Я покачал головой. Если есть какая-нибудь гниль, обязательно докопаюсь. Я загнал все мысли об этом в самый дальний уголок. Пусть отлежатся немножко, а потом либо испарятся, либо сконденсируются в ясный, четкий перечень фактов, который можно использовать. А сейчас не желаю ни о чем беспокоиться. Хочу, чтобы ничто не мешало мне наслаждаться ощущением собственной силы, уверенности, теплоты, разлившейся по телу, — всем, что дают наркотики. Позже, когда их действие закончится, придется заплатить за это блаженство постнаркотическим «похмельем», так что надо взять свое за потраченные на них денежки.
Минут через десять, когда я подходил к кредитным автоматам, расположенным на улице, зазвонил телефон. Я снял его с пояса.
— Марид? Это Никки.
Никки — полоумный обрезок, шлюха, работающая на одного из шакалов Фридландер-Бея. Год назад мы с ней довольно близко сошлись, но уж слишком много хлопот доставляла эта особа. Когда ты с Никки, приходится все время следить, чтобы она не перебрала выпивки или пилюлек. Одна штучка сверх нормы, и Никки становится бешеной и совершенно неуправляемой. Каждый раз, когда мы отправлялись куда-нибудь, дело заканчивалось потасовкой. До того как Никки подверглась модификации, она, судя по всему, была высоким, мускулистым парнем намного сильней меня. Даже после изменения пола в драке она неудержима.
Пытаться отнять у нее несчастного, которого она заподозрила в намерении оскорбить ее честь и достоинство, — тяжелое испытание, а процедура успокоения и доставки домой отнимает последние силы. В конце концов я понял, что Никки здорово нравится мне трезвой, но все ее достоинства не окупают мучений, которые приходится терпеть из-за нее в остальное время. Мы встречаемся иногда, говорим «здрасте», болтаем, но я больше не хочу быть свидетелем ее бессмысленных пьяных драк, с воплями и визгом.
— А, Никки. Что хорошего скажешь?
— Марид, милый, мы можем сегодня встретиться? Мне очень нужна твоя помощь.
Ну вот, начинается!
— А что стряслось?
Несколько секунд она молчала, обдумывая, как лучше сформулировать свою проблему.
— Я не хочу больше работать на Абдуллу. Так звали одного из доверенных людей Фридландер-Бея. Абдулла держал на поводке около дюжины девочек и мальчиков, рассредоточенных по всему Будайину.
— Не вижу никаких трудностей.
Время от времени мне приходилось подрабатывать таким образом, получая киам-другой. Бей (весь квартал называл его Папа) неплохо относился ко мне.
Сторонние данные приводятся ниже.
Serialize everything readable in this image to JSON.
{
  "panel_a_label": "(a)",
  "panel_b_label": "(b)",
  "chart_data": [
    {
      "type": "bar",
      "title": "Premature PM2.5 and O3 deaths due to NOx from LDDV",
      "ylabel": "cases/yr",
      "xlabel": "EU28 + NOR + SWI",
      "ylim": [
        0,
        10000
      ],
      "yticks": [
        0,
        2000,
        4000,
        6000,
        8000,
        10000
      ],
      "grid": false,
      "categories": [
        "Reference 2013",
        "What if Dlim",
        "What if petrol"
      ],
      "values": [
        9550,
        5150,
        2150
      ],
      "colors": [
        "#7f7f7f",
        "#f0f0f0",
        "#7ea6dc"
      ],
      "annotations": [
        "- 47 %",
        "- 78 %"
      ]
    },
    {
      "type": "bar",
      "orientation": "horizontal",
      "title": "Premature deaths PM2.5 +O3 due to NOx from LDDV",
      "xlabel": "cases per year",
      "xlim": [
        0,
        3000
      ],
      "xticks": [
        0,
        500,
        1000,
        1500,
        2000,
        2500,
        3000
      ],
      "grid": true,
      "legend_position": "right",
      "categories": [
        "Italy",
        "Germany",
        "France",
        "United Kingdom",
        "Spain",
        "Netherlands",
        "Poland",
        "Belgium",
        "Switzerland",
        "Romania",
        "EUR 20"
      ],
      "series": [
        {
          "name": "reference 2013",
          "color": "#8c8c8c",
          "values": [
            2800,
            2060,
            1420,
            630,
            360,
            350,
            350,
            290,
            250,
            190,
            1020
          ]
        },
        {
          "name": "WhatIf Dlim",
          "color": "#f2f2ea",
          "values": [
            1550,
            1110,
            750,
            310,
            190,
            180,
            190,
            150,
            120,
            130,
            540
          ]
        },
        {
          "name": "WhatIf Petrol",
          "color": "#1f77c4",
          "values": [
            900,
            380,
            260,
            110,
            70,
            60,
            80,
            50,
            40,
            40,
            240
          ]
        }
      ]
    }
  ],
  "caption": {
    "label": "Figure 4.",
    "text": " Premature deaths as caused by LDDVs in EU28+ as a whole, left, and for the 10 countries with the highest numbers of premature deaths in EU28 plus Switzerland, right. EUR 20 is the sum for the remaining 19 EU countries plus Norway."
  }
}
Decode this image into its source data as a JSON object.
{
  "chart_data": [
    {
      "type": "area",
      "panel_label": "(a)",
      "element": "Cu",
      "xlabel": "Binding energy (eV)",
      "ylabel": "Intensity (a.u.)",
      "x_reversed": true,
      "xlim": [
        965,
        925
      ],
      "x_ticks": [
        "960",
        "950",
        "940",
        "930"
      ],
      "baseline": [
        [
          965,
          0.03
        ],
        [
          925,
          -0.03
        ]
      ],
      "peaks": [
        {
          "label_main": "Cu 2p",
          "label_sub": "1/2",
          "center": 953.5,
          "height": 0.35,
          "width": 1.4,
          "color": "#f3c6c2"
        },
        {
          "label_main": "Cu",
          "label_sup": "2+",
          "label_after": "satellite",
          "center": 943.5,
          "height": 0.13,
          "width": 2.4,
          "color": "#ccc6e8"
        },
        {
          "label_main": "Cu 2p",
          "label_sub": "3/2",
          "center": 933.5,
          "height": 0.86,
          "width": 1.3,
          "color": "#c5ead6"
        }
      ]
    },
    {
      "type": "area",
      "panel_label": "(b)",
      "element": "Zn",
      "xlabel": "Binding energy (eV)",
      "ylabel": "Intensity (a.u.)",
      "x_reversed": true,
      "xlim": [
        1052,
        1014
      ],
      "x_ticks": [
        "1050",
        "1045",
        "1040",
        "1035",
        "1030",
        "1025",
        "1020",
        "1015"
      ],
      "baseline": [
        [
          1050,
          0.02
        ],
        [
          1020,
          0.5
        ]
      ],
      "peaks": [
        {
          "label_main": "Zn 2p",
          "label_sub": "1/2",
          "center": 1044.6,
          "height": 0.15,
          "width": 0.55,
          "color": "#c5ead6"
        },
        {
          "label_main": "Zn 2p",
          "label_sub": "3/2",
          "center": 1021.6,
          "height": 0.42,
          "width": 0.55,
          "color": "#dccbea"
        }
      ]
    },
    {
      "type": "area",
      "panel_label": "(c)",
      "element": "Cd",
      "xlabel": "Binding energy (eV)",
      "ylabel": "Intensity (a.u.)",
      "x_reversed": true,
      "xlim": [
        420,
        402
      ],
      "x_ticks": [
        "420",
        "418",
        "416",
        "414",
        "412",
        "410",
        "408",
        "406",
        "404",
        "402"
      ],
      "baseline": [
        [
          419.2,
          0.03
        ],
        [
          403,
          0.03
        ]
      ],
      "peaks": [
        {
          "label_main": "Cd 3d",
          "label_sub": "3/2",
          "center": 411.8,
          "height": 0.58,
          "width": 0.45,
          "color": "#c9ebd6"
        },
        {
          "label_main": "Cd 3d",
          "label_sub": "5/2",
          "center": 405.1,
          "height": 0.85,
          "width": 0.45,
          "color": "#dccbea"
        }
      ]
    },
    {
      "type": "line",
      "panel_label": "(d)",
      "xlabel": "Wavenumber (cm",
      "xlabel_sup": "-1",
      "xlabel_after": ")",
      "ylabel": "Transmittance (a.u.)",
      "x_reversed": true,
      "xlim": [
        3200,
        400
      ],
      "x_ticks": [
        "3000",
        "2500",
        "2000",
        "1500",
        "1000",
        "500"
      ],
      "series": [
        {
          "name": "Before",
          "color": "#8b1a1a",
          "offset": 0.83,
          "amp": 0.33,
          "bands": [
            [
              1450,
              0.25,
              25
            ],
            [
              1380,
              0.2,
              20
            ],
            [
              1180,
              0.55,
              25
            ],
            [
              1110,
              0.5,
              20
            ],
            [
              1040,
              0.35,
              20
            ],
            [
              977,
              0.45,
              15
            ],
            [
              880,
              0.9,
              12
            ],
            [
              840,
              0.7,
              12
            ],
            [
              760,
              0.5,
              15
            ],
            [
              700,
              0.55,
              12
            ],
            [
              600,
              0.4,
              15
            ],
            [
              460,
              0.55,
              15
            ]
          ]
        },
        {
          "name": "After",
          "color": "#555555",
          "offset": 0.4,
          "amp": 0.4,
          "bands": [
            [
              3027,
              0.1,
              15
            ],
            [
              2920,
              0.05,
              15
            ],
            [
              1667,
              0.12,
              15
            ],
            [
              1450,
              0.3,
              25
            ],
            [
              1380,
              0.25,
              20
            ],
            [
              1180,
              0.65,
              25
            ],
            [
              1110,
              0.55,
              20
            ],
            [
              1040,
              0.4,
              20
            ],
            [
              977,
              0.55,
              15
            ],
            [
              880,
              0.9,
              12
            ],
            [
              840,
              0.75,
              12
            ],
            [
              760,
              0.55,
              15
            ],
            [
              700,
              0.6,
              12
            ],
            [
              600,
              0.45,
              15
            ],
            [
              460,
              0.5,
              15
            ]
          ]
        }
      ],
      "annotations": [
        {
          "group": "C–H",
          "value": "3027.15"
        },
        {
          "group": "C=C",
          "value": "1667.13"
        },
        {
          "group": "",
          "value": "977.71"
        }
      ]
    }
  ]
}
Фридландер-Бей был фактическим хозяином Будайина, да и остальную часть города вполне мог засунуть в карман. Я всегда держал свое слово, что в глазах такого человека, как Бей, уже было неплохой рекомендацией. Наш Папа — что-то вроде старейшины. Ходили слухи, что ему, ни много ни мало, две сотни лет, и иногда я верил этому. Бей отличался старомодными взглядами на честь и верность и на бизнес. Он раздавал награды и карал по собственному усмотрению, словно воплощал в себе древние представления о Всемогущем. Папе принадлежало множество ночных клубов, публичных домов и харчевен в Будайине, но он не душил здоровую конкуренцию. Если кто-нибудь желал попытать счастья и открывал свою лавочку рядом с его заведением, Бей не имел ничего против. Придерживался простого принципа: если не трогаешь его — он не трогает тебя, и предлагал весьма соблазнительные условия; в результате великое множество независимых дельцов становились его людьми, потому что никогда не смогли бы добиться самостоятельно того, что получали из его рук. У них просто не было нужных связей. А Папа олицетворял и это понятие.
1
В мусульманских странах судопроизводство ведется по законам шариата, и отступление от религиозных норм преследуется как уголовное преступление.